Mister Barlow, als der Älteste in der Runde, nahm sich die Freiheit heraus, ein letztes Wort zu geben. "Mit Verlaub, Herr Leutnant, ich möchte mich auch persönlich bei Ihnen bedanken. Und bitte, vergessen sie uns dort in der Scheune nicht." Ein Lächeln unterstützte seine letzte Aussage.
So wie man sich in den kleinen Raum herein gedrängt hatte, löste sich nun die Gesellschaft zur Tür heraus wieder auf.
George Miller dachte im Moment jedoch auch daran, dass seine wissenschaftlichen Ergebnisse und Messprotokolle noch in dem Versteck in Boca House lagen. An diese Unterlagen würde er nun vorerst nicht persönlich gelangen können. Doch dies war angesichts der Gefahren für Samantha, für ihn selbst und auch die vielen anderen Internierten wohl etwas, was er in Kauf nehmen konnte.
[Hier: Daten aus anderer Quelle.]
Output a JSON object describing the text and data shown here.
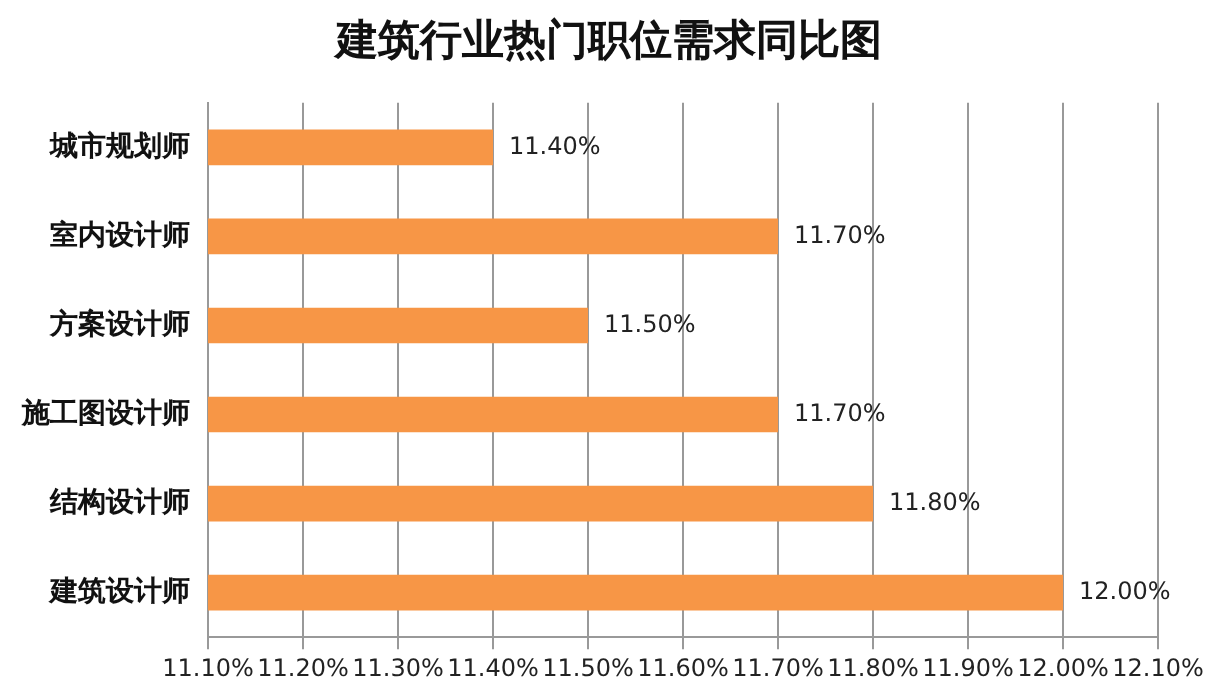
{
  "chart_data": {
    "type": "bar",
    "orientation": "horizontal",
    "title": "建筑行业热门职位需求同比图",
    "categories": [
      "城市规划师",
      "室内设计师",
      "方案设计师",
      "施工图设计师",
      "结构设计师",
      "建筑设计师"
    ],
    "values": [
      11.4,
      11.7,
      11.5,
      11.7,
      11.8,
      12.0
    ],
    "value_labels": [
      "11.40%",
      "11.70%",
      "11.50%",
      "11.70%",
      "11.80%",
      "12.00%"
    ],
    "color": "#f79646",
    "xlim": [
      11.1,
      12.1
    ],
    "xticks": [
      {
        "value": 11.1,
        "label": "11.10%"
      },
      {
        "value": 11.2,
        "label": "11.20%"
      },
      {
        "value": 11.3,
        "label": "11.30%"
      },
      {
        "value": 11.4,
        "label": "11.40%"
      },
      {
        "value": 11.5,
        "label": "11.50%"
      },
      {
        "value": 11.6,
        "label": "11.60%"
      },
      {
        "value": 11.7,
        "label": "11.70%"
      },
      {
        "value": 11.8,
        "label": "11.80%"
      },
      {
        "value": 11.9,
        "label": "11.90%"
      },
      {
        "value": 12.0,
        "label": "12.00%"
      },
      {
        "value": 12.1,
        "label": "12.10%"
      }
    ],
    "grid": "x",
    "legend": false
  }
}
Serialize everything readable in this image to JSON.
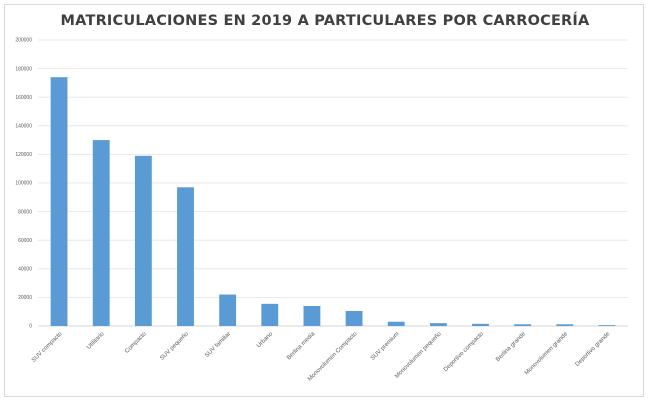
{
  "chart_data": {
    "type": "bar",
    "title": "MATRICULACIONES EN 2019 A PARTICULARES POR CARROCERÍA",
    "xlabel": "",
    "ylabel": "",
    "categories": [
      "SUV compacto",
      "Utilitario",
      "Compacto",
      "SUV pequeño",
      "SUV familiar",
      "Urbano",
      "Berlina media",
      "Monovolumen Compacto",
      "SUV premium",
      "Monovolumen pequeño",
      "Deportivo compacto",
      "Berlina grande",
      "Monovolumen grande",
      "Deportivo grande"
    ],
    "values": [
      174000,
      130000,
      119000,
      97000,
      22000,
      15500,
      14000,
      10500,
      3000,
      2000,
      1500,
      1200,
      1200,
      600
    ],
    "ylim": [
      0,
      200000
    ],
    "yticks": [
      0,
      20000,
      40000,
      60000,
      80000,
      100000,
      120000,
      140000,
      160000,
      180000,
      200000
    ],
    "grid": true,
    "legend": "none",
    "bar_color": "#5b9bd5"
  }
}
So geschah es, dass binnen weniger Stunden die Internierten selbst all ihr Hab und Gut in die große Feldscheune am Ort brachten und dort das Notwendige für die folgende Zeit vorbereiteten. Es war kalt und sehr beengt, aber es war besser als mit Zielscheiben auf dem Rücken im Gemeinschaftshaus auszuharren.
Am Abend waren auch die zwei Koffer und einige Decken vom Boca House den Millers übergeben worden.
All dies geschah an diesem Tag im Mai unter dem stetigen Donnergrollen in der Ferne und dem Motorengeheul der landenden und startenden Flugzeuge vom Flugfeld in Goose Green.